Wednesday, May 13, 2009

Can't You See I'm Guilty?

Mike Madison uses the recent Nuggets/Mavericks game to ask whether one can claim a right to be punished. Admittedly, this is based off a somewhat unique situation -- a late-game foul designed to stop the clock. But there are some parallels to "real life". Think civil disobedience. You break the law to get the great media shot of being dragged away, arrested. But suppose the police officers just agree to let you do what you're doing, so as to not feed the cameras. Can you claim that they are breaching their duty as well?

2 comments:

The Gaucho Politico said...

yes. It seems fairly straightforward that the violation of the rule should be punished in those instances. In the case of civil rights the statutes being violated were created to prevent the exact type of behavior on display. If the shots of being arrested would actually tend to show that they law is "bad" then not enforcing it is not the answer. Repealing it is. In the case of basketball, the end of a game foul is a well known practice and if the nba didnt want it enforced they should expressly alter the rule and not allow for selective enforcement and the host of issues that come with that.

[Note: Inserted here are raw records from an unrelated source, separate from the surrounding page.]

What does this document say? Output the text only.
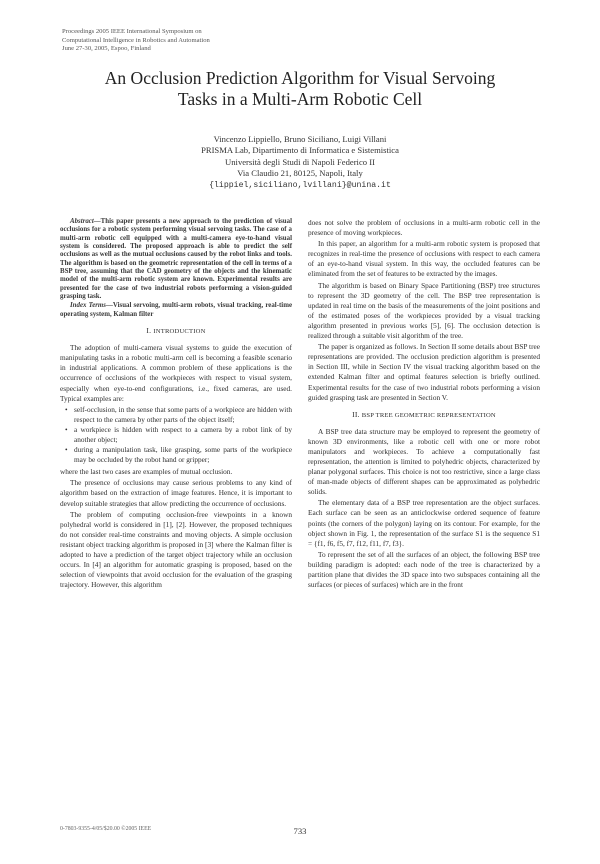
Proceedings 2005 IEEE International Symposium on
Computational Intelligence in Robotics and Automation
June 27-30, 2005, Espoo, Finland
An Occlusion Prediction Algorithm for Visual Servoing
Tasks in a Multi-Arm Robotic Cell
Vincenzo Lippiello, Bruno Siciliano, Luigi Villani
PRISMA Lab, Dipartimento di Informatica e Sistemistica
Università degli Studi di Napoli Federico II
Via Claudio 21, 80125, Napoli, Italy
{lippiel,siciliano,lvillani}@unina.it

Abstract—This paper presents a new approach to the prediction of visual occlusions for a robotic system performing visual servoing tasks. The case of a multi-arm robotic cell equipped with a multi-camera eye-to-hand visual system is considered. The proposed approach is able to predict the self occlusions as well as the mutual occlusions caused by the robot links and tools. The algorithm is based on the geometric representation of the cell in terms of a BSP tree, assuming that the CAD geometry of the objects and the kinematic model of the multi-arm robotic system are known. Experimental results are presented for the case of two industrial robots performing a vision-guided grasping task.

Index Terms—Visual servoing, multi-arm robots, visual tracking, real-time operating system, Kalman filter

I. INTRODUCTION

The adoption of multi-camera visual systems to guide the execution of manipulating tasks in a robotic multi-arm cell is becoming a feasible scenario in industrial applications. A common problem of these applications is the occurrence of occlusions of the workpieces with respect to visual system, especially when eye-to-end configurations, i.e., fixed cameras, are used. Typical examples are:

• self-occlusion, in the sense that some parts of a workpiece are hidden with respect to the camera by other parts of the object itself;
• a workpiece is hidden with respect to a camera by a robot link of by another object;
• during a manipulation task, like grasping, some parts of the workpiece may be occluded by the robot hand or gripper;

where the last two cases are examples of mutual occlusion.

The presence of occlusions may cause serious problems to any kind of algorithm based on the extraction of image features. Hence, it is important to develop suitable strategies that allow predicting the occurrence of occlusions.

The problem of computing occlusion-free viewpoints in a known polyhedral world is considered in [1], [2]. However, the proposed techniques do not consider real-time constraints and moving objects. A simple occlusion resistant object tracking algorithm is proposed in [3] where the Kalman filter is adopted to have a prediction of the target object trajectory while an occlusion occurs. In [4] an algorithm for automatic grasping is proposed, based on the selection of viewpoints that avoid occlusion for the evaluation of the grasping trajectory. However, this algorithm

does not solve the problem of occlusions in a multi-arm robotic cell in the presence of moving workpieces.

In this paper, an algorithm for a multi-arm robotic system is proposed that recognizes in real-time the presence of occlusions with respect to each camera of an eye-to-hand visual system. In this way, the occluded features can be eliminated from the set of features to be extracted by the images.

The algorithm is based on Binary Space Partitioning (BSP) tree structures to represent the 3D geometry of the cell. The BSP tree representation is updated in real time on the basis of the measurements of the joint positions and of the estimated poses of the workpieces provided by a visual tracking algorithm presented in previous works [5], [6]. The occlusion detection is realized through a suitable visit algorithm of the tree.

The paper is organized as follows. In Section II some details about BSP tree representations are provided. The occlusion prediction algorithm is presented in Section III, while in Section IV the visual tracking algorithm based on the extended Kalman filter and optimal features selection is briefly outlined. Experimental results for the case of two industrial robots performing a vision guided grasping task are presented in Section V.

II. BSP TREE GEOMETRIC REPRESENTATION

A BSP tree data structure may be employed to represent the geometry of known 3D environments, like a robotic cell with one or more robot manipulators and workpieces. To achieve a computationally fast representation, the attention is limited to polyhedric objects, characterized by planar polygonal surfaces. This choice is not too restrictive, since a large class of man-made objects of different shapes can be approximated as polyhedric solids.

The elementary data of a BSP tree representation are the object surfaces. Each surface can be seen as an anticlockwise ordered sequence of feature points (the corners of the polygon) laying on its contour. For example, for the object shown in Fig. 1, the representation of the surface S1 is the sequence S1 = {f1, f6, f5, f7, f12, f11, f7, f3}.

To represent the set of all the surfaces of an object, the following BSP tree building paradigm is adopted: each node of the tree is characterized by a partition plane that divides the 3D space into two subspaces containing all the surfaces (or pieces of surfaces) which are in the front

0-7803-9355-4/05/$20.00 ©2005 IEEE	733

Typically we dont enforce laws when they create an injustice for the alleged violator and here thats not the case.

Stentor said...

One of the defining features of a punishment is that it's something you don't want (otherwise it wouldn't be a deterrent, nor would it visit badness on you as retribution for your bad act). So if you want the punishment, it's no longer punishing. I think you could say that the ref who refuses to call the foul to stop the clock, and the police officer who refuses to arrest the civil disobeyers, are punishing them by giving them what they don't want. If the point of punishing people doing a sit-in is to get them to stop doing sit-ins, for example, arresting them might just *increase* the number of sit-ins if it generates good media for the cause. So the "right to punishment" in these cases is really a right to have the letter of the law followed even when it's contrary to the spirit.